Leigh Alexander 

Are multiplayer games really all that social?

Social games like Destiny are based on a clever business model where the mode of participation is endless investment. By Leigh Alexander
  
  

Destiny
A scene from Activision’s ‘Destiny’ is projected on to a curved screen on the second day of E3. Photograph: Micahael Nelson/EPA Photograph: MICHAEL NELSON/EPA

When you’re involved in video games, whether because you work with them, write about them or are a passionate fan, you end up gathering an arsenal of sorts: Words about why video games are good for people. This is not your fault, but rather a learned response to decades of games’ scapegoating as the cause of all modern moral panic. You always feel like you have to defend games even before an argument has been levied.

You learn to talk about how playing games can be a good outlet for stress, a pleasing theoretical space for you to experiment with identity and consequences, or a cutting-edge stage for you to do improvisational performance with other people. Those are all valid things to say.

There is one of them that makes me feel a little bit disingenuous, though. It’s “games are social” and “they’re just another way to play with your friends”.

“Social” is as big a thing in video games as it is anywhere else in tech and digital media. Social media, apps and games are supposed provide tech-enabled ways for us to increase our number of interactions with one another and our sense of community, in a world full of information overload and diminishing returns. Video games are, theoretically, just like your weekend kickball team or your Wednesday night book club.

Multiplayer online games are supposed to be about the player first and foremost; there is, developers say, “emergent storytelling” derived from the experiences players have in game fictions that is richer and more meaningful than any linear narrative an author could design. Like that time you and your friends were doing a mission together and this happened and then that happened and it was so awesome and then supposedly you’re still talking about it years later. That kind of thing.

On a practical level, though, “social” is a business model. It means content engineered to be “liked” or shared. It means fundamentally we spend anxious time doing free labour for social infrastructures, providing our personal lives, disseminating links, making those platform-holders wealthy with our exhibitionism and interaction. When it comes to games, it’s increasingly on the player to create the meaning in their experience.

And passionate players provide unpaid labor to games development, too: games are being released in beta and updated in public, so that the end product will better meet their needs. Thus the eager frontline beta testers mitigate the expensive risk of developing a commercial tech product, just through the fuel of their social behavior.

In science fiction and fantasy media, virtual realms have long been portrayed as spaces of limitless possibility, where people can be pure versions of themselves, free of the constraints of the real world, and where their dearest urges can be safely expressed and ratified. But it just doesn’t shake down like that in modern games, where people would much rather use an established vocabulary, would much rather emulate the constraints of the real.

I watched a colleague of mine play through the beta of Bungie’s latest game, Destiny.
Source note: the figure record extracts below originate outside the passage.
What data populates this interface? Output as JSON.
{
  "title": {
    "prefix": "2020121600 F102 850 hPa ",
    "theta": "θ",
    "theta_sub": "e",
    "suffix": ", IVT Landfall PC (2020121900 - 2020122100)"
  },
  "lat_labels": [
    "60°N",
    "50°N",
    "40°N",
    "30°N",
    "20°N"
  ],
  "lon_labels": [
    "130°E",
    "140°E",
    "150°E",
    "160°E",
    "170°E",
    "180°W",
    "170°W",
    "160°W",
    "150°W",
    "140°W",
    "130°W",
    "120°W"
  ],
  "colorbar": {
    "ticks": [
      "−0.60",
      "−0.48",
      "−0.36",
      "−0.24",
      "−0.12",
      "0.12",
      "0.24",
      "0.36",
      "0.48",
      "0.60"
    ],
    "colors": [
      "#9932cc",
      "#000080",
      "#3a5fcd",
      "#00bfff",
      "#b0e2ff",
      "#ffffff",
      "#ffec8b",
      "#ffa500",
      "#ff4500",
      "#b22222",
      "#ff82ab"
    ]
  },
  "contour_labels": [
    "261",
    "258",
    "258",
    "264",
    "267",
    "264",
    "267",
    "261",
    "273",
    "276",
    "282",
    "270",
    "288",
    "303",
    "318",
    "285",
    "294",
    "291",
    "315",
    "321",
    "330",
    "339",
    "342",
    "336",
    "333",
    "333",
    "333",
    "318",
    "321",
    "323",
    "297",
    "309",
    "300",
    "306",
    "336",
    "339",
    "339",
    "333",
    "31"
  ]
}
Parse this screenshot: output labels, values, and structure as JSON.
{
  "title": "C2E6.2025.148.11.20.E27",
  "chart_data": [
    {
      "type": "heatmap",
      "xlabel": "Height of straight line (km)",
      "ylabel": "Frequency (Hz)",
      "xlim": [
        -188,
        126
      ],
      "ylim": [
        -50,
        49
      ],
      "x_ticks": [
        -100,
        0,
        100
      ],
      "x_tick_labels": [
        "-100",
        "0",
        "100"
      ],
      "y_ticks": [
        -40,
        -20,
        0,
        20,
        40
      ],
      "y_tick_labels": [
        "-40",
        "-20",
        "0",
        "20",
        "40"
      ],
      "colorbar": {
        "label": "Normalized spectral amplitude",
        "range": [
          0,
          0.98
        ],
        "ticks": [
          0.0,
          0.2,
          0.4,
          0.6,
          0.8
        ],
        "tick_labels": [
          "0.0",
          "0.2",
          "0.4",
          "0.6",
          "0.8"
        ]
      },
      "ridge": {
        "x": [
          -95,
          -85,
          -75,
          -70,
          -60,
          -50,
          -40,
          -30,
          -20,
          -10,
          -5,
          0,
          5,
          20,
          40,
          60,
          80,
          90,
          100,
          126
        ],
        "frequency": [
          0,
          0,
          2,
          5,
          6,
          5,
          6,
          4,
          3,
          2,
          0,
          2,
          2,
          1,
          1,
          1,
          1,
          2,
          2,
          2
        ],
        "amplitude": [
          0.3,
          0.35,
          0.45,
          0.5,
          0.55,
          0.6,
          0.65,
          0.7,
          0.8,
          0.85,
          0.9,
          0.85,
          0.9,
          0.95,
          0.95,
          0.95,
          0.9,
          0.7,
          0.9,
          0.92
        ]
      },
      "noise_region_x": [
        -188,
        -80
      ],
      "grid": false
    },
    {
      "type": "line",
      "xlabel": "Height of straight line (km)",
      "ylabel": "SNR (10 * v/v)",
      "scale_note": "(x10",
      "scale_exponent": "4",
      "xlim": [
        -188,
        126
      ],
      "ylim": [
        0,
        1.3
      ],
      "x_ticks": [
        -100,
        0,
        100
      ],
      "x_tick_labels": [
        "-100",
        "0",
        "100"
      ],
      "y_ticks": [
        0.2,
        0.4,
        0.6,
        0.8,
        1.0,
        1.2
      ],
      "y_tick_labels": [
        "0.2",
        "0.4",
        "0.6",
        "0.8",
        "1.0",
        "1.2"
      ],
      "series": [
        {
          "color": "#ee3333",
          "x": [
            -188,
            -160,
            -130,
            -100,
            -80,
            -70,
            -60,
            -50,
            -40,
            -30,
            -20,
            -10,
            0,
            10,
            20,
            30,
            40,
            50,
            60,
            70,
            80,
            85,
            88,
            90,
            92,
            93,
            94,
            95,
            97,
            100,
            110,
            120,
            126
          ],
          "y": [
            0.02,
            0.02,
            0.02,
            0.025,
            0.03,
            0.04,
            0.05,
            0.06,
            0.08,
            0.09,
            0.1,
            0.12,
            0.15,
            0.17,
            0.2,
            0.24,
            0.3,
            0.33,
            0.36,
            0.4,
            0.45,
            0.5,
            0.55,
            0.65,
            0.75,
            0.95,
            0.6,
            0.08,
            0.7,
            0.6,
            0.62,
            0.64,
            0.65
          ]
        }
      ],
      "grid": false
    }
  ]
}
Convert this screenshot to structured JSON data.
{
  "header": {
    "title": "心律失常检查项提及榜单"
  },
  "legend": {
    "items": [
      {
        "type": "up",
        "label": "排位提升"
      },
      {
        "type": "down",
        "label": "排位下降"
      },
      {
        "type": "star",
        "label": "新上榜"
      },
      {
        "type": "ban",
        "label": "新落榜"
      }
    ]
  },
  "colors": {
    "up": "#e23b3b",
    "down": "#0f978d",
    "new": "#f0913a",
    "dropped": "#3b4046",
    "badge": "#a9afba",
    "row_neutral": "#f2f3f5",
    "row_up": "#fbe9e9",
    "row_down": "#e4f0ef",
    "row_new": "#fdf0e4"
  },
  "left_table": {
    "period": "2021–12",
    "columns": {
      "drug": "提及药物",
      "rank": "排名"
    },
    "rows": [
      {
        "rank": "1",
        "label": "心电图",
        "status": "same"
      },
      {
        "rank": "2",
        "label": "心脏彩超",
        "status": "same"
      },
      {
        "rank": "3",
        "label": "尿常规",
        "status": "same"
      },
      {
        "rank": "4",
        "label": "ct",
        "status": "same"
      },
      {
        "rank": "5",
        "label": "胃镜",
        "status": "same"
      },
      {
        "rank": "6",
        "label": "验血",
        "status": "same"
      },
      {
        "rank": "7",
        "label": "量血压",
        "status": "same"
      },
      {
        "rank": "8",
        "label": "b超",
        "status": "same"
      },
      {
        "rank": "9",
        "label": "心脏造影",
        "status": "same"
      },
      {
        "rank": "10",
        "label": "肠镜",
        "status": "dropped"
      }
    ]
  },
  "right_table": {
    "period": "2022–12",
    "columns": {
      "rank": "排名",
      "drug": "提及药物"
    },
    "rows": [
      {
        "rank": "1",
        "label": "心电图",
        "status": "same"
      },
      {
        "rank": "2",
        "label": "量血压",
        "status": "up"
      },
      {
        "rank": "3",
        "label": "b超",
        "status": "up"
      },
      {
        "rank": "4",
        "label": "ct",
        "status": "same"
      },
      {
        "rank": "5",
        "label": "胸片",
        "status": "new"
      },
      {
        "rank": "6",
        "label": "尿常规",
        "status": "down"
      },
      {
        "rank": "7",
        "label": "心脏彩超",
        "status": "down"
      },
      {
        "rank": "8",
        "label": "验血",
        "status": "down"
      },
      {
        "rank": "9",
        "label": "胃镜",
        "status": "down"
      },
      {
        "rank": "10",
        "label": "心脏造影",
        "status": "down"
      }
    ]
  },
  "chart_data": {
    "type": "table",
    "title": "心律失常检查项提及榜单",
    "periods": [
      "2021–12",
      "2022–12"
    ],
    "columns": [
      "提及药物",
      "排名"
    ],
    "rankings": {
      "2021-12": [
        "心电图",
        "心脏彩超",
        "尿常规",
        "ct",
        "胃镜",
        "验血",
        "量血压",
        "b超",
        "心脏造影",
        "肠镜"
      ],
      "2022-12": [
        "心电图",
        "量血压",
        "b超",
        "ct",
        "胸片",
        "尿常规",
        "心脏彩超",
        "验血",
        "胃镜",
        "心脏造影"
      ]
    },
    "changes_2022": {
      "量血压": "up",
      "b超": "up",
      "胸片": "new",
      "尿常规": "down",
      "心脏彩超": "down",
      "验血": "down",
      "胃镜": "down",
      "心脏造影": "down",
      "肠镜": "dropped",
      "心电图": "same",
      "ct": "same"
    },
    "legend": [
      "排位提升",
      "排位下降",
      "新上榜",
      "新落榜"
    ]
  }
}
It has all the beauty and heft of a massive, futuristic space opera, it has a gorgeous user interface, and it will be a high-end online game where friends can do missions together forever. It is a genius way to do business: create a game where the mode of participation is endless investment. As Destiny is a cutting-edge product you feel almost peer-pressured to participate.

It is social in that business sense: you must collaborate with and keep up with your friends, ensure that your statistics and equipment – your fitness for competition – are ever increasing. You participate excitedly in this capitalistic metaphor.

Yet are people really playing “together”? I sat by while my friend and his friend chased their avatars around a surreal galactic arena, co-ordinating themselves with no small amount of frustration over a headset. Their allies, useless strangers with garbled character sets for names, trooped around in the background, mucking things up. My friends had found their teammates in a weird sort of central plaza area where fellow players performed sinuous dance animations at each other, their avatars mashing together in a frustrated urge for connection.

I had the distinct thought that any sort of social behavior, “emergent” or otherwise, was occurring in spite of the impressive infrastructure, not thanks to it. The writer Jenn Frank, an avid player of video games, has analysed the complicated resentment she felt toward Destiny, a game world that is always on, that has no “pause” feature, where some stranger is always counting on you to some extent. She disliked seeing her fiance not quite able to disengage when real life came calling. Though the couple shared video games together as a hobby, this particular massive “social” universe showed its potential to create a wedge.

I believe in the potential for games to create incredible collaborative environments for play. But let’s think about what a “social” play experience would look like if it served us, the users, and not the platform, whose only real desire is to have us use it, to have us serve and propagate it, to lend hours of our time to its cold lunar ecosystem.